100% does not rely on Kafka table engine
Does not use CH resources to insert data into S3
Does not use valuable CH disk/IO resources for inserts to disk
Can be queried directly using ClickHouse
May be able to leverage this for inserts in the future on CH or ByConity 🤔

Cons:

Requires a new service, probably Kafka Connect
- Not a huge problem though since this might actually be something we need in the future for ByConity or for CH in the long run
- https://clickhouse.com/docs/en/integrations/kafka/clickhouse-kafka-connect-sink <- like you said, this is very mature

Daesgar commented 4 days ago

Cons:

* Requires a new service, probably Kafka Connect

  * Not a huge problem though since this might actually be something we need in the future for ByConity or for CH in the long run

To reduce the operational load, we could make use of MSK connect. It handles the hardware under the hood and automatically scales based on the throughput (we can set a maximum number of workers for the scaling). I did not test it though, but should work fine.

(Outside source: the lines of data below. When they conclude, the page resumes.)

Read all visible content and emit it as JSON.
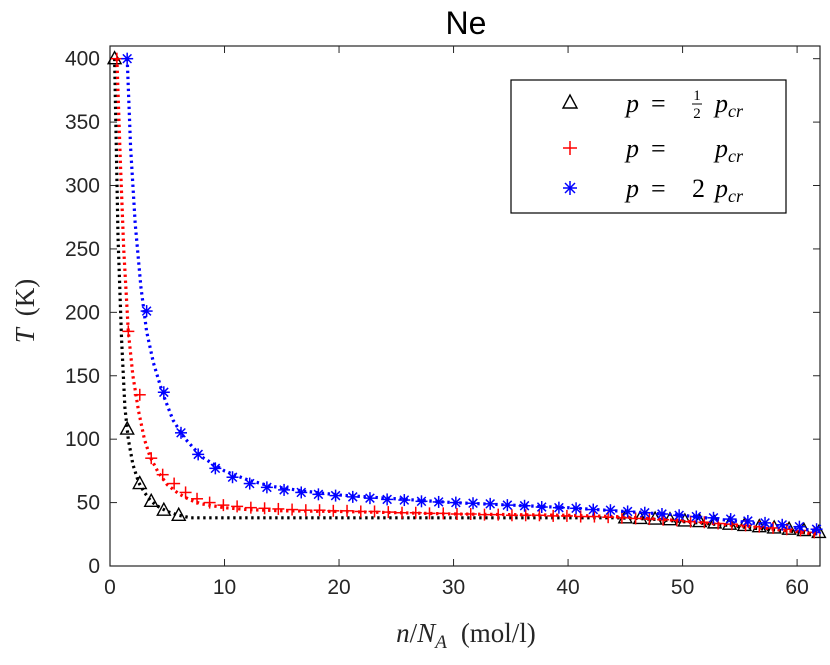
{
  "chart_data": {
    "type": "line",
    "title": "Ne",
    "xlabel": "n/N_A  (mol/l)",
    "ylabel": "T  (K)",
    "xlim": [
      0,
      62
    ],
    "ylim": [
      0,
      410
    ],
    "xticks": [
      0,
      10,
      20,
      30,
      40,
      50,
      60
    ],
    "yticks": [
      0,
      50,
      100,
      150,
      200,
      250,
      300,
      350,
      400
    ],
    "grid": false,
    "legend_position": "top-right",
    "series": [
      {
        "name": "p = ½ p_cr",
        "color": "#000000",
        "marker": "triangle",
        "line_x": [
          0.4,
          0.7,
          1.0,
          1.3,
          1.6,
          2.0,
          2.5,
          3.0,
          3.5,
          4.0,
          5.0,
          6.0,
          7.0,
          10,
          20,
          30,
          40,
          44,
          46,
          48,
          50,
          52,
          54,
          56,
          58,
          60,
          62
        ],
        "line_y": [
          400,
          260,
          180,
          125,
          100,
          80,
          66,
          58,
          52,
          48,
          43,
          40,
          38,
          38,
          38,
          38,
          38,
          38,
          37.5,
          36.5,
          35,
          33.5,
          32,
          30,
          28.5,
          27,
          25
        ],
        "marker_x": [
          0.4,
          1.5,
          2.6,
          3.6,
          4.7,
          6.0,
          45.0,
          46.3,
          47.6,
          48.9,
          50.2,
          51.5,
          52.8,
          54.1,
          55.4,
          56.7,
          58.0,
          59.3,
          60.6,
          61.9
        ],
        "marker_y": [
          400,
          108,
          65,
          51,
          44,
          40,
          38,
          37.5,
          37,
          36.5,
          35.5,
          35,
          34,
          33,
          32,
          31,
          30,
          29,
          28,
          26.5
        ]
      },
      {
        "name": "p = p_cr",
        "color": "#ff0000",
        "marker": "plus",
        "line_x": [
          0.6,
          0.9,
          1.2,
          1.6,
          2.0,
          2.5,
          3.0,
          3.5,
          4.2,
          5.0,
          6.0,
          7.0,
          8.0,
          10,
          12,
          15,
          20,
          25,
          30,
          35,
          40,
          44,
          48,
          52,
          56,
          60,
          62
        ],
        "line_y": [
          400,
          320,
          250,
          185,
          150,
          122,
          100,
          86,
          74,
          64,
          57,
          52,
          49,
          46,
          44.5,
          43.5,
          43,
          42,
          41,
          40.5,
          40,
          39,
          37,
          34,
          31,
          27,
          24.5
        ],
        "marker_x": [
          0.6,
          1.6,
          2.6,
          3.6,
          4.6,
          5.6,
          6.6,
          7.6,
          8.7,
          9.9,
          11.1,
          12.3,
          13.5,
          14.7,
          15.9,
          17.1,
          18.3,
          19.5,
          20.7,
          21.9,
          23.1,
          24.3,
          25.5,
          26.7,
          27.9,
          29.1,
          30.3,
          31.5,
          32.7,
          33.9,
          35.1,
          36.3,
          37.5,
          38.7,
          39.9,
          41.1,
          42.3,
          43.5,
          44.7,
          45.9,
          47.1,
          48.3,
          49.5,
          50.7,
          51.9,
          53.1,
          54.3,
          55.5,
          56.7,
          57.9,
          59.1,
          60.3,
          61.5
        ],
        "marker_y": [
          400,
          185,
          135,
          85,
          72,
          65,
          58,
          53,
          50,
          48,
          47,
          46,
          45.5,
          45,
          44.5,
          44,
          44,
          43.5,
          43.5,
          43,
          43,
          42.5,
          42,
          42,
          41.5,
          41.5,
          41,
          41,
          40.5,
          40.5,
          40,
          40,
          40,
          39.5,
          39.5,
          39,
          39,
          38.5,
          38,
          37.5,
          37,
          36.5,
          36,
          35,
          34.5,
          33.5,
          33,
          32,
          31,
          30,
          29,
          28,
          26.5
        ]
      },
      {
        "name": "p = 2 p_cr",
        "color": "#0000ff",
        "marker": "asterisk",
        "line_x": [
          1.5,
          1.8,
          2.2,
          2.7,
          3.2,
          3.8,
          4.6,
          5.5,
          6.5,
          8,
          10,
          12,
          14,
          17,
          20,
          25,
          30,
          35,
          40,
          45,
          50,
          55,
          60,
          62
        ],
        "line_y": [
          400,
          330,
          270,
          220,
          185,
          160,
          136,
          115,
          101,
          86,
          75,
          68,
          63,
          59,
          56,
          53,
          50,
          48,
          46,
          43,
          40,
          35,
          30,
          27
        ],
        "marker_x": [
          1.5,
          3.2,
          4.7,
          6.2,
          7.7,
          9.2,
          10.7,
          12.2,
          13.7,
          15.2,
          16.7,
          18.2,
          19.7,
          21.2,
          22.7,
          24.2,
          25.7,
          27.2,
          28.7,
          30.2,
          31.7,
          33.2,
          34.7,
          36.2,
          37.7,
          39.2,
          40.7,
          42.2,
          43.7,
          45.2,
          46.7,
          48.2,
          49.7,
          51.2,
          52.7,
          54.2,
          55.7,
          57.2,
          58.7,
          60.2,
          61.7
        ],
        "marker_y": [
          400,
          201,
          137,
          105,
          88,
          77,
          70,
          65,
          62,
          60,
          58,
          56.5,
          55.5,
          54.5,
          53.5,
          52.5,
          52,
          51,
          50.5,
          50,
          49.5,
          49,
          48,
          47.5,
          46.5,
          46,
          45.5,
          44.5,
          44,
          43,
          42,
          41,
          40,
          39,
          38,
          37,
          35.5,
          34,
          32.5,
          31,
          29
        ]
      }
    ]
  },
  "legend": {
    "entries": [
      {
        "p": "p",
        "eq": "=",
        "num": "1",
        "den": "2",
        "pcr": "p",
        "sub": "cr"
      },
      {
        "p": "p",
        "eq": "=",
        "num": "",
        "den": "",
        "pcr": "p",
        "sub": "cr"
      },
      {
        "p": "p",
        "eq": "=",
        "coef": "2",
        "pcr": "p",
        "sub": "cr"
      }
    ]
  },
  "labels": {
    "title": "Ne",
    "x_n": "n",
    "x_slash": "/",
    "x_N": "N",
    "x_A": "A",
    "x_unit": "(mol/l)",
    "y_T": "T",
    "y_unit": "(K)"
  }
}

The cons of using MSK connect is that I don't think it

  * [clickhouse.com/docs/en/integrations/kafka/clickhouse-kafka-connect-sink](https://clickhouse.com/docs/en/integrations/kafka/clickhouse-kafka-connect-sink) <- like you said, this is very mature

And it delivers exactly-once semantics, which would be a nice to have as well when we think on switching to the connector.